Gross and histopathology of bursa four days post challenge
Body weight gain during the 10-day period following challenge

Conclusions

• Immunization of broilers with CEVAC Transmune IBD® in ovo or subcutan at one day of age induced a fully protective immune response against vvIBDV challenge before the depletion of the maternal antibodies.
  
  
• The active immune response started when the maternal antibody level to IBDV dropped to log₂ 7-8.
  
  
• CEVAC Transmune IBD®-induced immunity lasted throughout the fattening period.
  
  
• Following challenge, the development and body weight gain of the immunized animals reached the expected value for the given technology and was significantly better than the controls.

Results

Serology

The starting maternal antibody levels in the subcutan and in ovo vaccinated group were log₂ 10.39-13.18, which decreased to log₂ 6.62-7.45 respectively. Then, active immune response was measured starting from three weeks of age onwards, as demonstrated by the increase of the antibody levels (log₂ 8.07-8.10) both after in ovo and subcutan immunization. The antibody level increased further during the growing period (Figure 1).

Figure 1. CEVAC Transmune IBD®. Serological response

Histology and B:B index

In the in ovo immunized birds, bursa lesions characteristic of the vaccine virus were detected in 65% of the bursa samples at 21 days of age, while signs of regenerations were already observed by day 28.

In the subcutan immunized animals, at day 14, 70 per cent of the samples displayed lesions characteristic of the vaccine virus. This has increased to 100 per cent by day 21, while signs of regenerations were also detected at this time.

In the in ovo immunized animals the effect of the vaccine virus was detected on day 21, as indicated by the reduction of the B:B index.

In the subcutan immunized group the reduction of the B:B index was already observed at day 14 indicating, the start of the replication of the vaccine virus. The index in both group decreased till day 28, after which it has increased indicating that the bursa regeneration of process has started.

Challenge

At day 21, in the in ovo group, challenge with the vvIBDV strain resulted in 35 per cent protection. Challenge on day 28 and afterwards resulted in 100 per cent protection, indicating the full development of the protective immunity.

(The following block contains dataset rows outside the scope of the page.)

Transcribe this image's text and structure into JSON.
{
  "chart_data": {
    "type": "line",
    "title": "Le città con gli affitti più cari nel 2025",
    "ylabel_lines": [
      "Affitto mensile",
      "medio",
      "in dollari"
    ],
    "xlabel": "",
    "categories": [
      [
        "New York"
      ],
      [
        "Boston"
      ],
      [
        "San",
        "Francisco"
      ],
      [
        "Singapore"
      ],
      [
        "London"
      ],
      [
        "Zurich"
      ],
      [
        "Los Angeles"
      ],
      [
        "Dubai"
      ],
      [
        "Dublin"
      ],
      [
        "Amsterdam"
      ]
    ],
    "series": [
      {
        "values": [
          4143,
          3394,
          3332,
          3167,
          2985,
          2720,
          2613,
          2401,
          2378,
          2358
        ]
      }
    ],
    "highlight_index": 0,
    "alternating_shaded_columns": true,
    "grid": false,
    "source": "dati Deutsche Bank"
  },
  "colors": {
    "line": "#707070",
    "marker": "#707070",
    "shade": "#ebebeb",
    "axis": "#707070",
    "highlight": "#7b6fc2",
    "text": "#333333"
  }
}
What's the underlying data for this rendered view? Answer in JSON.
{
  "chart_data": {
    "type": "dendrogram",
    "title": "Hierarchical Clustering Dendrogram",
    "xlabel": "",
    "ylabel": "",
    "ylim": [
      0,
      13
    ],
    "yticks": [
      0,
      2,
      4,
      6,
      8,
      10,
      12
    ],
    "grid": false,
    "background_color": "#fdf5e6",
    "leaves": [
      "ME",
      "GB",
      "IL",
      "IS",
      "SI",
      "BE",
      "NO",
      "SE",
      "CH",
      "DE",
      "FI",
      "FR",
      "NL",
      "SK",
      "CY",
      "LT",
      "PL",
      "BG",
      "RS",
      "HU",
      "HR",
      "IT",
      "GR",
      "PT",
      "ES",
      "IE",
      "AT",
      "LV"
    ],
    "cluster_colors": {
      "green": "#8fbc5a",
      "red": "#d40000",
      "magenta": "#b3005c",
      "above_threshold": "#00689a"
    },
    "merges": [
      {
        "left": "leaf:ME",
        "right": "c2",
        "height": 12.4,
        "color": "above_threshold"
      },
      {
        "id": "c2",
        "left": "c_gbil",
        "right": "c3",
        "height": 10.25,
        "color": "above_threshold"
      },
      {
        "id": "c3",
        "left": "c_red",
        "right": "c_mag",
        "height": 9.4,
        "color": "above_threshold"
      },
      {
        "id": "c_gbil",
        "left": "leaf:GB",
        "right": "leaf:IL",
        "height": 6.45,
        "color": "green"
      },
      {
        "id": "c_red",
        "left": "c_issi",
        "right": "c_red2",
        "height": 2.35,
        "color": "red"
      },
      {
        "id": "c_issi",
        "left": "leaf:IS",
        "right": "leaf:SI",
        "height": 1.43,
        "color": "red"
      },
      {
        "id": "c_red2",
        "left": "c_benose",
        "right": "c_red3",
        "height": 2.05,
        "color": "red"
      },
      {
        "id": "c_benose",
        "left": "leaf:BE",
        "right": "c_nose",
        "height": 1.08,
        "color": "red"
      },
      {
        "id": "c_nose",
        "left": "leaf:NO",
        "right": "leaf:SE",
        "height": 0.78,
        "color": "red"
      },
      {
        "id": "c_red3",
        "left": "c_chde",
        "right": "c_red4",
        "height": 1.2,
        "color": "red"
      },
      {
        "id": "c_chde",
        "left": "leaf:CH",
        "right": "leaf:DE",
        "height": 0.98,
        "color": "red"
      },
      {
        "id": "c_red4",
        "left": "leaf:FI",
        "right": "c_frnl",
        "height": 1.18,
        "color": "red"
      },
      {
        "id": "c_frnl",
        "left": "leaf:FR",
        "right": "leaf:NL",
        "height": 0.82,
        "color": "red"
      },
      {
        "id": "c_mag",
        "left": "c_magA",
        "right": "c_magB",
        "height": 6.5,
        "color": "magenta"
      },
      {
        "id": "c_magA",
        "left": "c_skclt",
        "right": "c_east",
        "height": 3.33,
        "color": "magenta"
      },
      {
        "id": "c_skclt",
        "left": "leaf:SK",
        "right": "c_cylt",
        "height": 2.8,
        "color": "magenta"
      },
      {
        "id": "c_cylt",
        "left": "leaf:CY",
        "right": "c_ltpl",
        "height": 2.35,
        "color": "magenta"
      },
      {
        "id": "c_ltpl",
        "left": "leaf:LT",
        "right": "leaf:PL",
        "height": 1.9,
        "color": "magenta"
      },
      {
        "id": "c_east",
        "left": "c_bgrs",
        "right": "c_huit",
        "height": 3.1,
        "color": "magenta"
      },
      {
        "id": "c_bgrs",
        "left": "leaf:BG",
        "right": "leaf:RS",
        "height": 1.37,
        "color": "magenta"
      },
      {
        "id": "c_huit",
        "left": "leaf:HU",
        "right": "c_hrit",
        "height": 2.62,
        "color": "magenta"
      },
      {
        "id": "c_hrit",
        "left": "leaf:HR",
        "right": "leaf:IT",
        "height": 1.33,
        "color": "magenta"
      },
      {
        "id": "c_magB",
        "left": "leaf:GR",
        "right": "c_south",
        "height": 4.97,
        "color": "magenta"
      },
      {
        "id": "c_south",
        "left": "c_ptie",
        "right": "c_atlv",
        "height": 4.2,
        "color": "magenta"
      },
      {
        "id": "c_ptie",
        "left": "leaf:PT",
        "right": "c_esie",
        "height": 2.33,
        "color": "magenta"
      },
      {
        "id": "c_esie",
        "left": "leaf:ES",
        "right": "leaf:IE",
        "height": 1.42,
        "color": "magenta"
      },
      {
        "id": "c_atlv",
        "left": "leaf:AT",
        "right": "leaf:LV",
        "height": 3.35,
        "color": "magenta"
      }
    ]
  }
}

In the subcutan immunized group 70 per cent protection was observed by day 14, which turned to full, 100 per cent protection by day 21. No gross pathological or histological changes could be observed in the bursa at day 21 that would point towards to replication of the challenge virus.

Body weight was measured at the time of the challenges and 10 days after the challenges. The body weight of vaccinated animals were as expected for their type and age, while the non vaccinated control animals showed significant retardation of growth both following challenge at day 28 (p<0.0019) and day 42 (p<0.001) (Figure 2).

Figure 2. CEVAC Transmune IBD®. Post-challenge daily weight gain (period of 10 days).

References

Benjamin Lucio and Stephen B. Hitchner : Infectious bursal disease emulsified vaccine: Effect upon neutralizing-antibody levels in the dam. Avian Diseases 23: 466-478, 1979.
J.M.Sharma: Embryo vaccination with infectious bursal disease virus alone or in combination with Marek's disease vaccine. Avian Diseaes 29:1155-1169, 1985.
C.E.Whitfill et al: Determination of optimum formulation of a novel infectious bursal disease virus (IBDV) vaccine constructed by mixing bursal disease antibody with IBDV. Avian Diseases 39: 687-699, 1995.
E.E.Haddad et al: Efficacy of a novel infectious bursal disease virus immune complex vaccine in broiler chicken. Avian Diseases 41: 882-889, 1997.
M.Kelemen et al: Pathological and immunological study of an in ovo complex vaccine againts IBD. Acta Veterinaria Hungarica 48: 443-454, 2000.